Australia continues to maintain extensive surveillance and high vaccination rates to help prevent the virus from becoming re-established.

Macartney said “we are in many ways victims of our own success”, with diseases such as polio now so rarely seen that many people underestimate the threat they still pose.

“It’s critical that we maintain very high continuous vaccination rates against polio because, although we are on the cusp of eliminating this virus from the globe, there are still many polio outbreaks around the world,” she said.

“They don’t present an immediate risk to Australia because of our high vaccination rates but, were they to fall, that does pose a risk.”

Macartney said the lesson extends far beyond polio, with dozens of other vaccine-preventable diseases still circulating around the world.

“The only disease that we have eradicated through vaccination from the world is the disease of smallpox,” she said.

“All of the other, more than 20, diseases that we routinely vaccinate against are still out there. They’re still a threat to us if we don’t vaccinate against them.”

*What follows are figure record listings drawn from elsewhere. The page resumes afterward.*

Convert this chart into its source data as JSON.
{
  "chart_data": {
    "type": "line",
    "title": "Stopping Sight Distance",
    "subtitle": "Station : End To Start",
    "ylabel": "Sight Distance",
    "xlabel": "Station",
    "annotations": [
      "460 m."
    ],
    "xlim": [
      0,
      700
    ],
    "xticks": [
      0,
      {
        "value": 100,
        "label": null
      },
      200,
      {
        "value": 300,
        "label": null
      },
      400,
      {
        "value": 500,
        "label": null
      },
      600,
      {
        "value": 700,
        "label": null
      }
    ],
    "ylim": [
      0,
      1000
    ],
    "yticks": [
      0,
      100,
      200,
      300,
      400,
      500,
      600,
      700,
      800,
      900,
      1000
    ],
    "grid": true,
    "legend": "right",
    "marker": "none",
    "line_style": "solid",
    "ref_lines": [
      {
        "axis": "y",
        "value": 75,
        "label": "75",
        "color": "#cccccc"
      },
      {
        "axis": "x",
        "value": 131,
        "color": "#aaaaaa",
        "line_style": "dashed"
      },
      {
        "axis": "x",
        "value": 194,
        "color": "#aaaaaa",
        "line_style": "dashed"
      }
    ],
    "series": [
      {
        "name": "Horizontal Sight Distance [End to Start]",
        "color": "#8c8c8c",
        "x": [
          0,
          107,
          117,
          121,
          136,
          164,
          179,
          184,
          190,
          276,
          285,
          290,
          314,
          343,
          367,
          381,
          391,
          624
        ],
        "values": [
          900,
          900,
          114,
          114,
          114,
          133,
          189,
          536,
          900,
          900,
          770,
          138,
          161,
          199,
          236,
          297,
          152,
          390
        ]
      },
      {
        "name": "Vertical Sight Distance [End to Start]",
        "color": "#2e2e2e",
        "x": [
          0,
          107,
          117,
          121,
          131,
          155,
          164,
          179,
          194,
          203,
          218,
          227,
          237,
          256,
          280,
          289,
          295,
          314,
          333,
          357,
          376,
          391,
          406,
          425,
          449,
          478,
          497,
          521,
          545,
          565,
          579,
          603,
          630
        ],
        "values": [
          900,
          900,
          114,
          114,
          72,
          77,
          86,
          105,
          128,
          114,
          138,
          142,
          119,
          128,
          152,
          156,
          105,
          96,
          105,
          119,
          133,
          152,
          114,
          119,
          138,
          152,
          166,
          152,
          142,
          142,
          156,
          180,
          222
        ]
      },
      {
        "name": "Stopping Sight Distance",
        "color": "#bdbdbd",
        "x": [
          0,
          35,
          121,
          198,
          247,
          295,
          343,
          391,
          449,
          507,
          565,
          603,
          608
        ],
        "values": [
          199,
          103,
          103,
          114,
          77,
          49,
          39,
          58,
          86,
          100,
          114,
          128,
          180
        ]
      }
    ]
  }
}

She pointed to rising measles cases overseas as a reminder that vaccine-preventable diseases can quickly return when immunisation rates fall.

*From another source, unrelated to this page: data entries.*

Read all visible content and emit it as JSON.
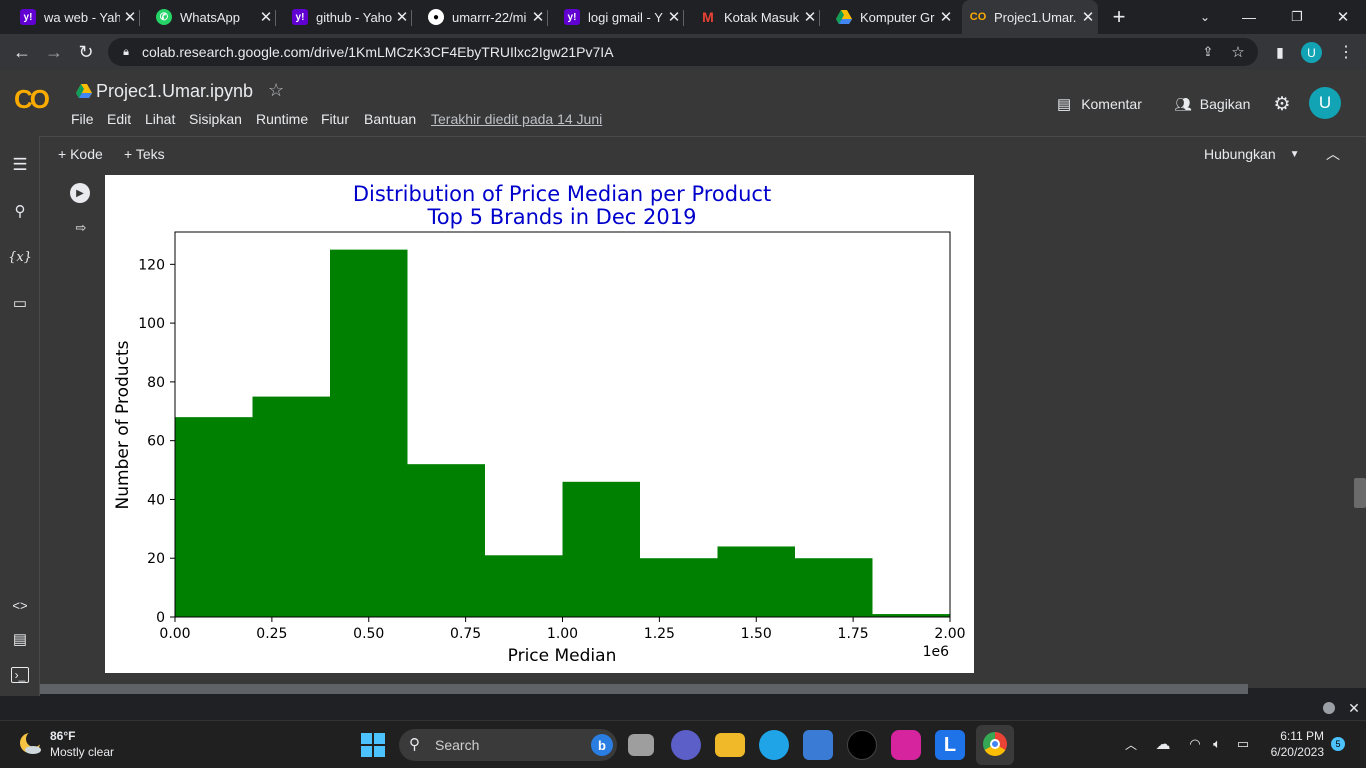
{
  "browser": {
    "tabs": [
      {
        "title": "wa web - Yah",
        "favicon": "yahoo-icon",
        "color": "#6001d2"
      },
      {
        "title": "WhatsApp",
        "favicon": "whatsapp-icon",
        "color": "#25d366"
      },
      {
        "title": "github - Yaho",
        "favicon": "yahoo-icon",
        "color": "#6001d2"
      },
      {
        "title": "umarrr-22/mi",
        "favicon": "github-icon",
        "color": "#ffffff"
      },
      {
        "title": "logi gmail - Y",
        "favicon": "yahoo-icon",
        "color": "#6001d2"
      },
      {
        "title": "Kotak Masuk",
        "favicon": "gmail-icon",
        "color": "#ea4335"
      },
      {
        "title": "Komputer Gr",
        "favicon": "drive-icon",
        "color": "#fbbc04"
      },
      {
        "title": "Projec1.Umar.",
        "favicon": "colab-icon",
        "color": "#f9ab00"
      }
    ],
    "url": "colab.research.google.com/drive/1KmLMCzK3CF4EbyTRUIlxc2Igw21Pv7IA"
  },
  "colab": {
    "logo": "CO",
    "notebook_title": "Projec1.Umar.ipynb",
    "menu": [
      "File",
      "Edit",
      "Lihat",
      "Sisipkan",
      "Runtime",
      "Fitur",
      "Bantuan"
    ],
    "last_edited": "Terakhir diedit pada 14 Juni",
    "comment_label": "Komentar",
    "share_label": "Bagikan",
    "avatar_letter": "U",
    "add_code": "+ Kode",
    "add_text": "+ Teks",
    "connect_label": "Hubungkan"
  },
  "chart_data": {
    "type": "bar",
    "title": "Distribution of Price Median per Product",
    "subtitle": "Top 5 Brands in Dec 2019",
    "xlabel": "Price Median",
    "ylabel": "Number of Products",
    "x_multiplier_label": "1e6",
    "bin_edges": [
      0,
      200000,
      400000,
      600000,
      800000,
      1000000,
      1200000,
      1400000,
      1600000,
      1800000,
      2000000
    ],
    "values": [
      68,
      75,
      125,
      52,
      21,
      46,
      20,
      24,
      20,
      1
    ],
    "xlim": [
      0,
      2000000
    ],
    "ylim": [
      0,
      131
    ],
    "xticks": [
      0,
      250000,
      500000,
      750000,
      1000000,
      1250000,
      1500000,
      1750000,
      2000000
    ],
    "xtick_labels": [
      "0.00",
      "0.25",
      "0.50",
      "0.75",
      "1.00",
      "1.25",
      "1.50",
      "1.75",
      "2.00"
    ],
    "yticks": [
      0,
      20,
      40,
      60,
      80,
      100,
      120
    ],
    "ytick_labels": [
      "0",
      "20",
      "40",
      "60",
      "80",
      "100",
      "120"
    ],
    "bar_color": "#008000",
    "title_color": "#0000cc",
    "grid": false
  },
  "taskbar": {
    "weather_temp": "86°F",
    "weather_desc": "Mostly clear",
    "search_label": "Search",
    "time": "6:11 PM",
    "date": "6/20/2023",
    "notification_count": "5"
  }
}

The warning comes as Australia’s childhood vaccination rates continue to trend downwards. A major report released this month found immunisation coverage among one-year-olds had fallen from 95 per cent in 2020 to 92 per cent in 2025.

A new report has revealed a fall in childhood vaccination rates in Australia in recent years.
A new report has revealed a fall in childhood vaccination rates in Australia in recent years. Credit: AAP

“These diseases are not trivial. They are very, very significant. And they are devastating, particularly because they can be prevented,” Macartney said.

She said Martha Lillard’s death should serve as a reminder of what vaccination has achieved, rather than a signal that diseases such as polio belong solely to history.

“This historic milestone in the United States, for all of us to remember, that polio can still strike anyone in the world, anywhere, and it has devastating effects with lifelong paralysis in those who survive, and some people die from polio,” she said.

For decades, Martha Lillard lived with the enormous machine that kept her breathing after polio left her paralysed as a child. 
For decades, Martha Lillard lived with the enormous machine that kept her breathing after polio left her paralysed as a child.  Credit: The Associated Press

‘I didn’t know how serious the disease could be’

After decades working as a hospital-based physician, Macartney has seen the devastating reality of vaccine-preventable diseases up close.

For all the discussion around vaccination rates and disease elimination, she says the moments that stay with her aren’t the statistics — they’re the conversations with families left wishing they had made a different decision.

“One of the saddest things to hear is when someone says, ‘I didn’t vaccinate because I didn’t know how serious the disease could be’,” she said.

For Macartney, those conversations are a painful reminder that many people only discover how serious vaccine-preventable diseases can be after they strike.

With misinformation continuing to circulate online, Macartney urged Australians to seek advice from qualified health professionals and trusted medical sources when making decisions about immunisation.

“Vaccines have proven themselves to save lives, and we need to continue to protect ourselves against these diseases through the use of these safe vaccines,” she said. For Macartney, Martha Lillard’s death is the end of an extraordinary life but also a reminder of a time when diseases such as polio changed lives forever — and of what modern medicine has spared millions of people from ever having to endure.

The iron lung has almost disappeared from the world. Macartney hopes the memory of why it existed never does.